Which means the more she plays the better her game gets. At the Sybase Match Play Championship, Kerr played six rounds the final three days and only her faulty putter -- she missed four putts of less than 10 feet, all for hole victories -- cost her the title as Pettersen won on the final hole.

Paula Creamer has four top-10s in nine events this year but hasn't won since capturing the 2010 U.S. Women's Open.

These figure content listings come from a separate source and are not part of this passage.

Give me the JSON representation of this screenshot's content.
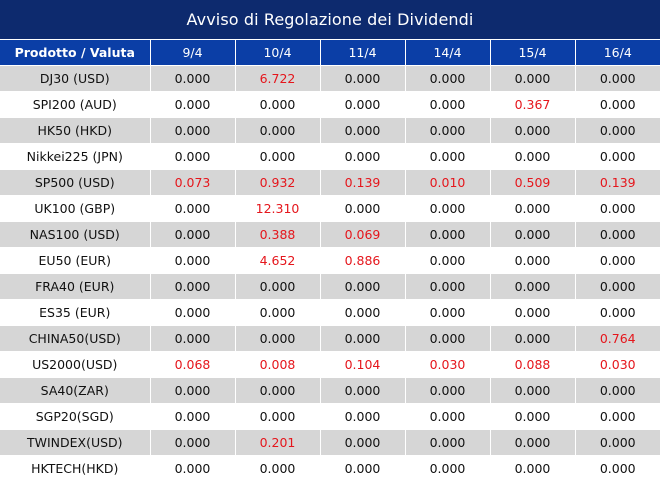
{
  "title": "Avviso di Regolazione dei Dividendi",
  "header": [
    "Prodotto / Valuta",
    "9/4",
    "10/4",
    "11/4",
    "14/4",
    "15/4",
    "16/4"
  ],
  "colors": {
    "title_bg": "#0d2a6e",
    "header_bg": "#0b3ea6",
    "shade": "#d6d6d6",
    "highlight": "#e5161c"
  },
  "rows": [
    {
      "product": "DJ30 (USD)",
      "values": [
        "0.000",
        "6.722",
        "0.000",
        "0.000",
        "0.000",
        "0.000"
      ]
    },
    {
      "product": "SPI200 (AUD)",
      "values": [
        "0.000",
        "0.000",
        "0.000",
        "0.000",
        "0.367",
        "0.000"
      ]
    },
    {
      "product": "HK50 (HKD)",
      "values": [
        "0.000",
        "0.000",
        "0.000",
        "0.000",
        "0.000",
        "0.000"
      ]
    },
    {
      "product": "Nikkei225 (JPN)",
      "values": [
        "0.000",
        "0.000",
        "0.000",
        "0.000",
        "0.000",
        "0.000"
      ]
    },
    {
      "product": "SP500 (USD)",
      "values": [
        "0.073",
        "0.932",
        "0.139",
        "0.010",
        "0.509",
        "0.139"
      ]
    },
    {
      "product": "UK100 (GBP)",
      "values": [
        "0.000",
        "12.310",
        "0.000",
        "0.000",
        "0.000",
        "0.000"
      ]
    },
    {
      "product": "NAS100 (USD)",
      "values": [
        "0.000",
        "0.388",
        "0.069",
        "0.000",
        "0.000",
        "0.000"
      ]
    },
    {
      "product": "EU50 (EUR)",
      "values": [
        "0.000",
        "4.652",
        "0.886",
        "0.000",
        "0.000",
        "0.000"
      ]
    },
    {
      "product": "FRA40 (EUR)",
      "values": [
        "0.000",
        "0.000",
        "0.000",
        "0.000",
        "0.000",
        "0.000"
      ]
    },
    {
      "product": "ES35 (EUR)",
      "values": [
        "0.000",
        "0.000",
        "0.000",
        "0.000",
        "0.000",
        "0.000"
      ]
    },
    {
      "product": "CHINA50(USD)",
      "values": [
        "0.000",
        "0.000",
        "0.000",
        "0.000",
        "0.000",
        "0.764"
      ]
    },
    {
      "product": "US2000(USD)",
      "values": [
        "0.068",
        "0.008",
        "0.104",
        "0.030",
        "0.088",
        "0.030"
      ]
    },
    {
      "product": "SA40(ZAR)",
      "values": [
        "0.000",
        "0.000",
        "0.000",
        "0.000",
        "0.000",
        "0.000"
      ]
    },
    {
      "product": "SGP20(SGD)",
      "values": [
        "0.000",
        "0.000",
        "0.000",
        "0.000",
        "0.000",
        "0.000"
      ]
    },
    {
      "product": "TWINDEX(USD)",
      "values": [
        "0.000",
        "0.201",
        "0.000",
        "0.000",
        "0.000",
        "0.000"
      ]
    },
    {
      "product": "HKTECH(HKD)",
      "values": [
        "0.000",
        "0.000",
        "0.000",
        "0.000",
        "0.000",
        "0.000"
      ]
    }
  ]
}
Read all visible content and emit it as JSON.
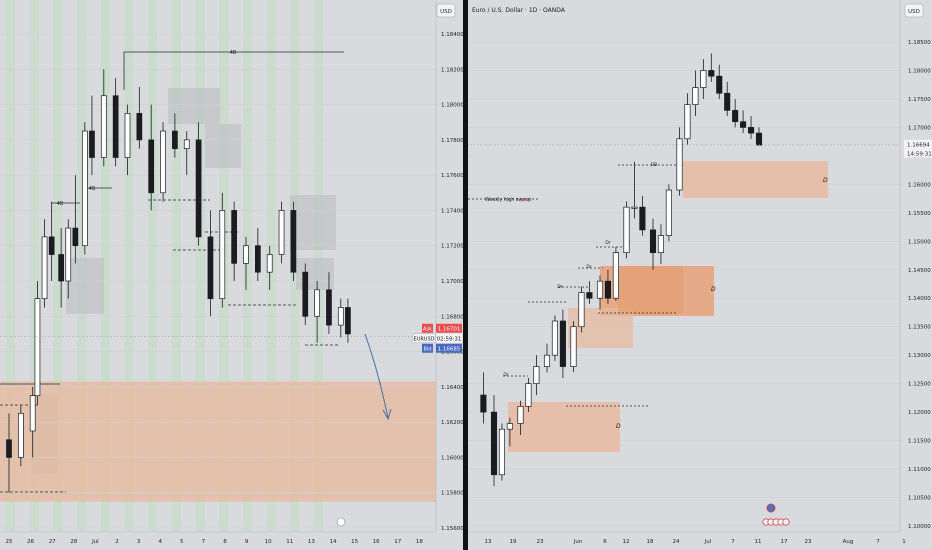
{
  "left_panel": {
    "currency": "USD",
    "y_ticks": [
      "1.18400",
      "1.18200",
      "1.18000",
      "1.17800",
      "1.17600",
      "1.17400",
      "1.17200",
      "1.17000",
      "1.16800",
      "1.16600",
      "1.16400",
      "1.16200",
      "1.16000",
      "1.15800",
      "1.15600"
    ],
    "x_ticks": [
      "25",
      "26",
      "27",
      "28",
      "Jul",
      "2",
      "3",
      "4",
      "5",
      "7",
      "8",
      "9",
      "10",
      "11",
      "13",
      "14",
      "15",
      "16",
      "17",
      "18"
    ],
    "ask": {
      "label": "Ask",
      "value": "1.16701"
    },
    "symbol": {
      "label": "EURUSD",
      "countdown": "02:59:31"
    },
    "bid": {
      "label": "Bid",
      "value": "1.16685"
    },
    "level_marks": [
      "4B",
      "4B",
      "4B"
    ],
    "accent": {
      "ask": "#e84e4e",
      "bid": "#4769c2",
      "zone": "#e8b89b",
      "arrow": "#4a78a8"
    }
  },
  "right_panel": {
    "currency": "USD",
    "title": "Euro / U.S. Dollar · 1D · OANDA",
    "y_ticks": [
      "1.18500",
      "1.18000",
      "1.17500",
      "1.17000",
      "1.16500",
      "1.16000",
      "1.15500",
      "1.15000",
      "1.14500",
      "1.14000",
      "1.13500",
      "1.13000",
      "1.12500",
      "1.12000",
      "1.11500",
      "1.11000",
      "1.10500",
      "1.10000"
    ],
    "x_ticks": [
      "13",
      "19",
      "23",
      "Jun",
      "6",
      "12",
      "18",
      "24",
      "Jul",
      "7",
      "11",
      "17",
      "23",
      "Aug",
      "7",
      "1"
    ],
    "price": {
      "value": "1.16694",
      "countdown": "14:59:31"
    },
    "annotations": {
      "sweep": "Weekly high sweep",
      "zone_label": "D",
      "level_marks": [
        "DB",
        "Dr",
        "Dr",
        "Dr",
        "Dr"
      ]
    }
  },
  "chart_data": [
    {
      "type": "candlestick",
      "title": "",
      "xlabel": "",
      "ylabel": "",
      "x": [
        "25",
        "26",
        "27",
        "28",
        "Jul",
        "2",
        "3",
        "4",
        "5",
        "7",
        "8",
        "9",
        "10",
        "11",
        "13",
        "14",
        "15",
        "16",
        "17",
        "18"
      ],
      "ylim": [
        1.155,
        1.1855
      ],
      "candles": [
        {
          "i": 0,
          "o": 1.161,
          "h": 1.1625,
          "l": 1.158,
          "c": 1.16
        },
        {
          "i": 0.5,
          "o": 1.16,
          "h": 1.163,
          "l": 1.1595,
          "c": 1.1625
        },
        {
          "i": 1,
          "o": 1.1615,
          "h": 1.164,
          "l": 1.16,
          "c": 1.1635
        },
        {
          "i": 1.2,
          "o": 1.1635,
          "h": 1.17,
          "l": 1.163,
          "c": 1.169
        },
        {
          "i": 1.5,
          "o": 1.169,
          "h": 1.1735,
          "l": 1.1685,
          "c": 1.1725
        },
        {
          "i": 1.8,
          "o": 1.1725,
          "h": 1.1745,
          "l": 1.17,
          "c": 1.1715
        },
        {
          "i": 2.2,
          "o": 1.1715,
          "h": 1.173,
          "l": 1.1685,
          "c": 1.17
        },
        {
          "i": 2.5,
          "o": 1.17,
          "h": 1.1735,
          "l": 1.169,
          "c": 1.173
        },
        {
          "i": 2.8,
          "o": 1.173,
          "h": 1.176,
          "l": 1.171,
          "c": 1.172
        },
        {
          "i": 3.2,
          "o": 1.172,
          "h": 1.179,
          "l": 1.1715,
          "c": 1.1785
        },
        {
          "i": 3.5,
          "o": 1.1785,
          "h": 1.1805,
          "l": 1.176,
          "c": 1.177
        },
        {
          "i": 4,
          "o": 1.177,
          "h": 1.182,
          "l": 1.1765,
          "c": 1.1805
        },
        {
          "i": 4.5,
          "o": 1.1805,
          "h": 1.1815,
          "l": 1.1765,
          "c": 1.177
        },
        {
          "i": 5,
          "o": 1.177,
          "h": 1.18,
          "l": 1.176,
          "c": 1.1795
        },
        {
          "i": 5.5,
          "o": 1.1795,
          "h": 1.181,
          "l": 1.1775,
          "c": 1.178
        },
        {
          "i": 6,
          "o": 1.178,
          "h": 1.18,
          "l": 1.174,
          "c": 1.175
        },
        {
          "i": 6.5,
          "o": 1.175,
          "h": 1.179,
          "l": 1.1745,
          "c": 1.1785
        },
        {
          "i": 7,
          "o": 1.1785,
          "h": 1.1795,
          "l": 1.177,
          "c": 1.1775
        },
        {
          "i": 7.5,
          "o": 1.1775,
          "h": 1.1785,
          "l": 1.176,
          "c": 1.178
        },
        {
          "i": 8,
          "o": 1.178,
          "h": 1.179,
          "l": 1.172,
          "c": 1.1725
        },
        {
          "i": 8.5,
          "o": 1.1725,
          "h": 1.174,
          "l": 1.168,
          "c": 1.169
        },
        {
          "i": 9,
          "o": 1.169,
          "h": 1.175,
          "l": 1.1685,
          "c": 1.174
        },
        {
          "i": 9.5,
          "o": 1.174,
          "h": 1.1745,
          "l": 1.17,
          "c": 1.171
        },
        {
          "i": 10,
          "o": 1.171,
          "h": 1.1725,
          "l": 1.1695,
          "c": 1.172
        },
        {
          "i": 10.5,
          "o": 1.172,
          "h": 1.173,
          "l": 1.17,
          "c": 1.1705
        },
        {
          "i": 11,
          "o": 1.1705,
          "h": 1.172,
          "l": 1.1695,
          "c": 1.1715
        },
        {
          "i": 11.5,
          "o": 1.1715,
          "h": 1.1745,
          "l": 1.171,
          "c": 1.174
        },
        {
          "i": 12,
          "o": 1.174,
          "h": 1.1745,
          "l": 1.17,
          "c": 1.1705
        },
        {
          "i": 12.5,
          "o": 1.1705,
          "h": 1.171,
          "l": 1.1675,
          "c": 1.168
        },
        {
          "i": 13,
          "o": 1.168,
          "h": 1.17,
          "l": 1.1665,
          "c": 1.1695
        },
        {
          "i": 13.5,
          "o": 1.1695,
          "h": 1.1705,
          "l": 1.167,
          "c": 1.1675
        },
        {
          "i": 14,
          "o": 1.1675,
          "h": 1.169,
          "l": 1.1668,
          "c": 1.1685
        },
        {
          "i": 14.3,
          "o": 1.1685,
          "h": 1.169,
          "l": 1.1665,
          "c": 1.167
        }
      ],
      "zones": [
        {
          "y1": 1.1575,
          "y2": 1.1643,
          "color": "#e8b89b"
        }
      ]
    },
    {
      "type": "candlestick",
      "title": "Euro / U.S. Dollar · 1D · OANDA",
      "xlabel": "",
      "ylabel": "",
      "x": [
        "13",
        "19",
        "23",
        "Jun",
        "6",
        "12",
        "18",
        "24",
        "Jul",
        "7",
        "11",
        "17",
        "23",
        "Aug",
        "7",
        "1"
      ],
      "ylim": [
        1.098,
        1.188
      ],
      "candles": [
        {
          "i": -0.4,
          "o": 1.123,
          "h": 1.127,
          "l": 1.118,
          "c": 1.12
        },
        {
          "i": 0,
          "o": 1.12,
          "h": 1.123,
          "l": 1.107,
          "c": 1.109
        },
        {
          "i": 0.3,
          "o": 1.109,
          "h": 1.118,
          "l": 1.108,
          "c": 1.117
        },
        {
          "i": 0.6,
          "o": 1.117,
          "h": 1.119,
          "l": 1.114,
          "c": 1.118
        },
        {
          "i": 1,
          "o": 1.118,
          "h": 1.122,
          "l": 1.116,
          "c": 1.121
        },
        {
          "i": 1.3,
          "o": 1.121,
          "h": 1.126,
          "l": 1.12,
          "c": 1.125
        },
        {
          "i": 1.6,
          "o": 1.125,
          "h": 1.13,
          "l": 1.123,
          "c": 1.128
        },
        {
          "i": 2,
          "o": 1.128,
          "h": 1.132,
          "l": 1.127,
          "c": 1.13
        },
        {
          "i": 2.3,
          "o": 1.13,
          "h": 1.137,
          "l": 1.129,
          "c": 1.136
        },
        {
          "i": 2.6,
          "o": 1.136,
          "h": 1.138,
          "l": 1.126,
          "c": 1.128
        },
        {
          "i": 3,
          "o": 1.128,
          "h": 1.136,
          "l": 1.127,
          "c": 1.135
        },
        {
          "i": 3.3,
          "o": 1.135,
          "h": 1.142,
          "l": 1.134,
          "c": 1.141
        },
        {
          "i": 3.6,
          "o": 1.141,
          "h": 1.143,
          "l": 1.139,
          "c": 1.14
        },
        {
          "i": 4,
          "o": 1.14,
          "h": 1.144,
          "l": 1.138,
          "c": 1.143
        },
        {
          "i": 4.3,
          "o": 1.143,
          "h": 1.145,
          "l": 1.139,
          "c": 1.14
        },
        {
          "i": 4.6,
          "o": 1.14,
          "h": 1.149,
          "l": 1.1395,
          "c": 1.148
        },
        {
          "i": 5,
          "o": 1.148,
          "h": 1.157,
          "l": 1.147,
          "c": 1.156
        },
        {
          "i": 5.3,
          "o": 1.156,
          "h": 1.164,
          "l": 1.154,
          "c": 1.156
        },
        {
          "i": 5.6,
          "o": 1.156,
          "h": 1.158,
          "l": 1.151,
          "c": 1.152
        },
        {
          "i": 6,
          "o": 1.152,
          "h": 1.154,
          "l": 1.145,
          "c": 1.148
        },
        {
          "i": 6.3,
          "o": 1.148,
          "h": 1.153,
          "l": 1.146,
          "c": 1.151
        },
        {
          "i": 6.6,
          "o": 1.151,
          "h": 1.16,
          "l": 1.15,
          "c": 1.159
        },
        {
          "i": 7,
          "o": 1.159,
          "h": 1.17,
          "l": 1.158,
          "c": 1.168
        },
        {
          "i": 7.3,
          "o": 1.168,
          "h": 1.176,
          "l": 1.167,
          "c": 1.174
        },
        {
          "i": 7.6,
          "o": 1.174,
          "h": 1.18,
          "l": 1.172,
          "c": 1.177
        },
        {
          "i": 7.9,
          "o": 1.177,
          "h": 1.182,
          "l": 1.175,
          "c": 1.18
        },
        {
          "i": 8.2,
          "o": 1.18,
          "h": 1.183,
          "l": 1.178,
          "c": 1.179
        },
        {
          "i": 8.5,
          "o": 1.179,
          "h": 1.181,
          "l": 1.175,
          "c": 1.176
        },
        {
          "i": 8.8,
          "o": 1.176,
          "h": 1.178,
          "l": 1.172,
          "c": 1.173
        },
        {
          "i": 9.1,
          "o": 1.173,
          "h": 1.175,
          "l": 1.17,
          "c": 1.171
        },
        {
          "i": 9.4,
          "o": 1.171,
          "h": 1.173,
          "l": 1.169,
          "c": 1.17
        },
        {
          "i": 9.7,
          "o": 1.17,
          "h": 1.172,
          "l": 1.168,
          "c": 1.169
        },
        {
          "i": 10,
          "o": 1.169,
          "h": 1.17,
          "l": 1.167,
          "c": 1.1669
        }
      ],
      "zones": [
        {
          "x1": 5.9,
          "x2": 9.5,
          "y1": 1.1575,
          "y2": 1.1635,
          "color": "#e8b89b",
          "label": "D"
        },
        {
          "x1": 3.1,
          "x2": 6.8,
          "y1": 1.137,
          "y2": 1.146,
          "color": "#e8a27a",
          "label": "D"
        },
        {
          "x1": 2.3,
          "x2": 4.4,
          "y1": 1.131,
          "y2": 1.137,
          "color": "#e8b89b"
        },
        {
          "x1": 0.2,
          "x2": 4.0,
          "y1": 1.113,
          "y2": 1.121,
          "color": "#e8b89b",
          "label": "D"
        }
      ]
    }
  ]
}
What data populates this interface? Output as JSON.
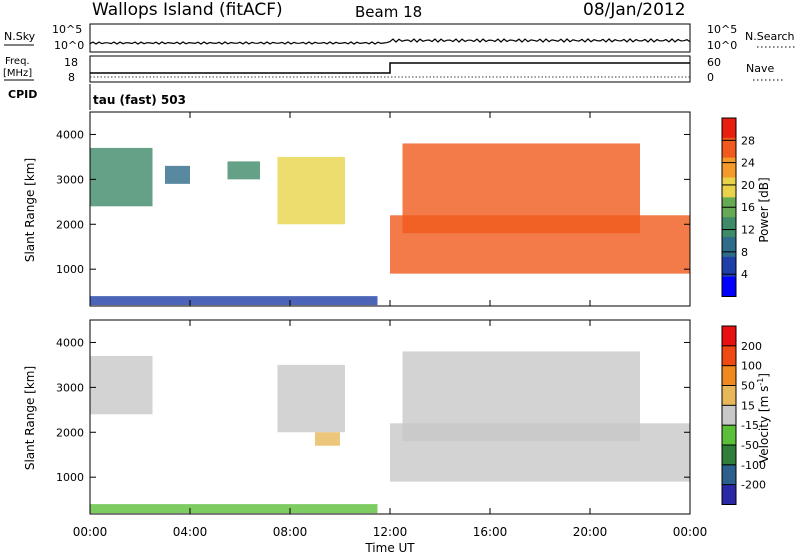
{
  "header": {
    "title": "Wallops Island (fitACF)",
    "beam": "Beam 18",
    "date": "08/Jan/2012"
  },
  "top_panel": {
    "nsky_label": "N.Sky",
    "nsky_ticks": [
      "10^5",
      "10^0"
    ],
    "nsearch_label": "N.Search",
    "nsearch_ticks": [
      "10^5",
      "10^0"
    ],
    "freq_label": "Freq.",
    "freq_unit": "[MHz]",
    "freq_ticks": [
      "18",
      "8"
    ],
    "nave_label": "Nave",
    "nave_ticks": [
      "60",
      "0"
    ],
    "cpid_label": "CPID",
    "cpid_value": "tau (fast) 503"
  },
  "colors": {
    "power_scale": [
      "#0000ff",
      "#1f3fa8",
      "#2f6c8a",
      "#3f8a68",
      "#66aa55",
      "#e8d34a",
      "#f39a2a",
      "#f05a1c",
      "#e81e10"
    ],
    "velocity_scale": [
      "#2a2aa8",
      "#2c5f8c",
      "#2f7f3a",
      "#5bbf3a",
      "#c8c8c8",
      "#e7b85a",
      "#f08a1e",
      "#f04a14",
      "#e81010"
    ]
  },
  "chart_data": [
    {
      "type": "heatmap",
      "name": "Power",
      "ylabel": "Slant Range [km]",
      "xlabel": "Time UT",
      "x_ticks": [
        "00:00",
        "04:00",
        "08:00",
        "12:00",
        "16:00",
        "20:00",
        "00:00"
      ],
      "y_ticks": [
        1000,
        2000,
        3000,
        4000
      ],
      "xlim": [
        0,
        24
      ],
      "ylim": [
        180,
        4500
      ],
      "colorbar": {
        "label": "Power [dB]",
        "ticks": [
          4,
          8,
          12,
          16,
          20,
          24,
          28
        ],
        "range": [
          0,
          32
        ]
      },
      "features": [
        {
          "x": [
            0.0,
            2.5
          ],
          "y": [
            2400,
            3700
          ],
          "level": 14
        },
        {
          "x": [
            3.0,
            4.0
          ],
          "y": [
            2900,
            3300
          ],
          "level": 10
        },
        {
          "x": [
            5.5,
            6.8
          ],
          "y": [
            3000,
            3400
          ],
          "level": 12
        },
        {
          "x": [
            7.5,
            10.2
          ],
          "y": [
            2000,
            3500
          ],
          "level": 20
        },
        {
          "x": [
            12.5,
            22.0
          ],
          "y": [
            1800,
            3800
          ],
          "level": 28
        },
        {
          "x": [
            12.0,
            24.0
          ],
          "y": [
            900,
            2200
          ],
          "level": 28
        },
        {
          "x": [
            0.0,
            11.5
          ],
          "y": [
            200,
            400
          ],
          "level": 6
        }
      ]
    },
    {
      "type": "heatmap",
      "name": "Velocity",
      "ylabel": "Slant Range [km]",
      "xlabel": "Time UT",
      "x_ticks": [
        "00:00",
        "04:00",
        "08:00",
        "12:00",
        "16:00",
        "20:00",
        "00:00"
      ],
      "y_ticks": [
        1000,
        2000,
        3000,
        4000
      ],
      "xlim": [
        0,
        24
      ],
      "ylim": [
        180,
        4500
      ],
      "colorbar": {
        "label": "Velocity [m s-1]",
        "ticks": [
          200,
          100,
          50,
          15,
          -15,
          -50,
          -100,
          -200
        ],
        "range": [
          -250,
          250
        ]
      },
      "features": [
        {
          "x": [
            0.0,
            2.5
          ],
          "y": [
            2400,
            3700
          ],
          "level": 0
        },
        {
          "x": [
            7.5,
            10.2
          ],
          "y": [
            2000,
            3500
          ],
          "level": 0
        },
        {
          "x": [
            9.0,
            10.0
          ],
          "y": [
            1700,
            2000
          ],
          "level": 60
        },
        {
          "x": [
            12.5,
            22.0
          ],
          "y": [
            1800,
            3800
          ],
          "level": 0
        },
        {
          "x": [
            12.0,
            24.0
          ],
          "y": [
            900,
            2200
          ],
          "level": 0
        },
        {
          "x": [
            0.0,
            11.5
          ],
          "y": [
            200,
            400
          ],
          "level": -30
        }
      ]
    }
  ]
}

"I miss being in the winner's circle. I want to have some wins under my belt," Creamer said. "I know it's tough with our season this year, I've been struggling with the weeks off and weeks on and all that kind of stuff, and I haven't found my momentum. But it's starting to get now where we can play a couple tournaments in a row. That's what I like. I like to play and be competitive."

Despite her winless streak, Kerr remains the top-ranked American player on tour, and she relishes that.

"It's always been a goal of mine to be the No. 1 American," she said. "There's a lot of tough competition out there. It's tough to be at the top, but that's definitely where I want to be. It's good to be in that role, and I'm comfortable there."

At Locust Hill, where she ponders doing something special again.

"I learned that there really are no limits to how well you can play," Kerr said. "The only limits you have are the ones that you put on yourself.

"I've won all sorts of different ways. This was a big test for me to be able to lead and keep going. I'm still trying to find that form again."

Divots: Kerr, a devotee of wine, was to host a wine-tasting this week to showcase her Curvature brand. It's a partnership with the Napa Valley's Pride Mountain Vineyards, one of the top 100 wine estates in the world, to raise money for breast cancer research and charity. ... Kerr has been in the top 10 in the rankings for 375 weeks.